Daira

Texto: Nacho Valcárcel

IIlustración: Illot

 

 

Hay lectores que leen y hay lectores que viven lo que leen. También hay lectores inclasificables.

Hay lectores que viajan. Hay lectores tranquilos o lectores que releen, lo que los convertiría en

relectores. Hay lectores de escritores que son grandes lectores y lectores que escriben sin lectores.

Hay lectores para colores, como los gustos.

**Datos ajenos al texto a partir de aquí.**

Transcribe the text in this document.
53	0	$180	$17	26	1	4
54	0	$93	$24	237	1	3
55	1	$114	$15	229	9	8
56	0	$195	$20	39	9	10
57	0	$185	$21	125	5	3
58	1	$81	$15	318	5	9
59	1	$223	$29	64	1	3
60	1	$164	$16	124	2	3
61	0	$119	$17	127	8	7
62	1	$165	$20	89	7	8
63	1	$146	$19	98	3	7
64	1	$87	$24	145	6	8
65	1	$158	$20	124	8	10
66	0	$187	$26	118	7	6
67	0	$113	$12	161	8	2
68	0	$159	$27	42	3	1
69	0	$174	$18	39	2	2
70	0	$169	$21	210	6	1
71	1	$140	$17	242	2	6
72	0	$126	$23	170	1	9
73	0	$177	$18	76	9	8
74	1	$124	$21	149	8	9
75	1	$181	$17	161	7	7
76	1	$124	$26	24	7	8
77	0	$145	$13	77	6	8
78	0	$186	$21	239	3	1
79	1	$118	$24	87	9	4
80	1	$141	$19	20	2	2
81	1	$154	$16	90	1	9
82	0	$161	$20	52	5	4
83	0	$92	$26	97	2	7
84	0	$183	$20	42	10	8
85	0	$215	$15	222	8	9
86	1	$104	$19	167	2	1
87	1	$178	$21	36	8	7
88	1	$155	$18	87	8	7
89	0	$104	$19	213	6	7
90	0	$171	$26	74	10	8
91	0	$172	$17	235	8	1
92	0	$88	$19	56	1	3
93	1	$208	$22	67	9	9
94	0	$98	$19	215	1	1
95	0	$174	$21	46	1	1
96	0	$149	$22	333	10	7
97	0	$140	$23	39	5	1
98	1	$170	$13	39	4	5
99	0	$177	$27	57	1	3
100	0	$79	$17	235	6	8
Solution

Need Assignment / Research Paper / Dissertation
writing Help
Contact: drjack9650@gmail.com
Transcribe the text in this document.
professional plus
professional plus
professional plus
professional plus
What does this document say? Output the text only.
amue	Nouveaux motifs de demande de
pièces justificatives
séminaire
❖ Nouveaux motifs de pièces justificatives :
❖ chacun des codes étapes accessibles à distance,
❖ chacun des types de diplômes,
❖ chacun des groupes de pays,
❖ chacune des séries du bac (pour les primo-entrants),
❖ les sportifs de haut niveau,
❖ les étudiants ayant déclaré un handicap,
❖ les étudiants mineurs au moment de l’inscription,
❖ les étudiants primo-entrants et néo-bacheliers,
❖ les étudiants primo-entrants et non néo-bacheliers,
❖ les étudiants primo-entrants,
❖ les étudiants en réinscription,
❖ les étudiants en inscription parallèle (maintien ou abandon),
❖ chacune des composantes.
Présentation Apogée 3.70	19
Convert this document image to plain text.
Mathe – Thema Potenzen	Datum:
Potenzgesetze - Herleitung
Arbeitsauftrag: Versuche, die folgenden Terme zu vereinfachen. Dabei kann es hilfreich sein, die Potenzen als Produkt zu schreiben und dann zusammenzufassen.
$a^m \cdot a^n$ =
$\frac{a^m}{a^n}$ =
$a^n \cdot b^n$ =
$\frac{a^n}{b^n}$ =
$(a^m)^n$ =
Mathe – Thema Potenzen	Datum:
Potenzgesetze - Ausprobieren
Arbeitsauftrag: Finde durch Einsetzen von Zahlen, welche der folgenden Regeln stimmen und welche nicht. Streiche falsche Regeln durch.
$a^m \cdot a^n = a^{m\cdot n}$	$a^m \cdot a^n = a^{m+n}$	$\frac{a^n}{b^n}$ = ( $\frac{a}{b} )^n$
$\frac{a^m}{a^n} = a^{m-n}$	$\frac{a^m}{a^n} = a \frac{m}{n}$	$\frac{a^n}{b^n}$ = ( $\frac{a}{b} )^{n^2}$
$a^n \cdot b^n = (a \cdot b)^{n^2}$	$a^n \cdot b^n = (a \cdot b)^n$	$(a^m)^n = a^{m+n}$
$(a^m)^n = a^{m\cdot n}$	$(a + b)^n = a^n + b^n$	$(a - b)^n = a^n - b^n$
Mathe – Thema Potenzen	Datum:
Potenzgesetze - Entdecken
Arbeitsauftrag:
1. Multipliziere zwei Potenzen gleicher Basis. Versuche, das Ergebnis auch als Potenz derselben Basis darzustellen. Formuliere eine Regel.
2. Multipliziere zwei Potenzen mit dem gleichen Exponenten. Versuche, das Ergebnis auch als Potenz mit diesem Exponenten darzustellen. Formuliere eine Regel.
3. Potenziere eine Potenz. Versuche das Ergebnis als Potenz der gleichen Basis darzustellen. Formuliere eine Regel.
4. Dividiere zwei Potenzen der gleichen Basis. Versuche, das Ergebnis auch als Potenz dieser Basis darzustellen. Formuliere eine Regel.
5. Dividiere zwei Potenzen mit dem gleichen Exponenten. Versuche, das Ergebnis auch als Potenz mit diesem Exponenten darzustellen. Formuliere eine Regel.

Lectores nocturnos y lectores madrugadores. Hay

lectores rápidos, rapidísimos, tan rápidos que cuando los otros lectores aún van por aquí, ellos ya

han terminado este texto. Hay lectores que ya casi no leen y lectores que están aprendiendo a leer y

leen trocitos pequeños: l, e, e, n. Hay lectores muy serios y lectores que se ríen. Algunos se ríen en

alto y otros se aguantan la risa en el vagón del metro. Hay lectores de todo tipo, lectores muy

peculiares: casos únicos de lectores. Leí una vez, hace algún tiempo, algo sobre un lector del que no

recuerdo el nombre, que hablaba de otro lector que leía en la ducha, que sacaba por fuera el libro

con una de las manos para que no se mojaran las páginas y leía mientras se aseaba. Sería el caso

específico de lector acuático o lector higiénico. Todos los lectores, en cierta manera, tienen algo en

común: algo se transforma mientras leen. Todos los lectores se agitan y se conmueven por dentro.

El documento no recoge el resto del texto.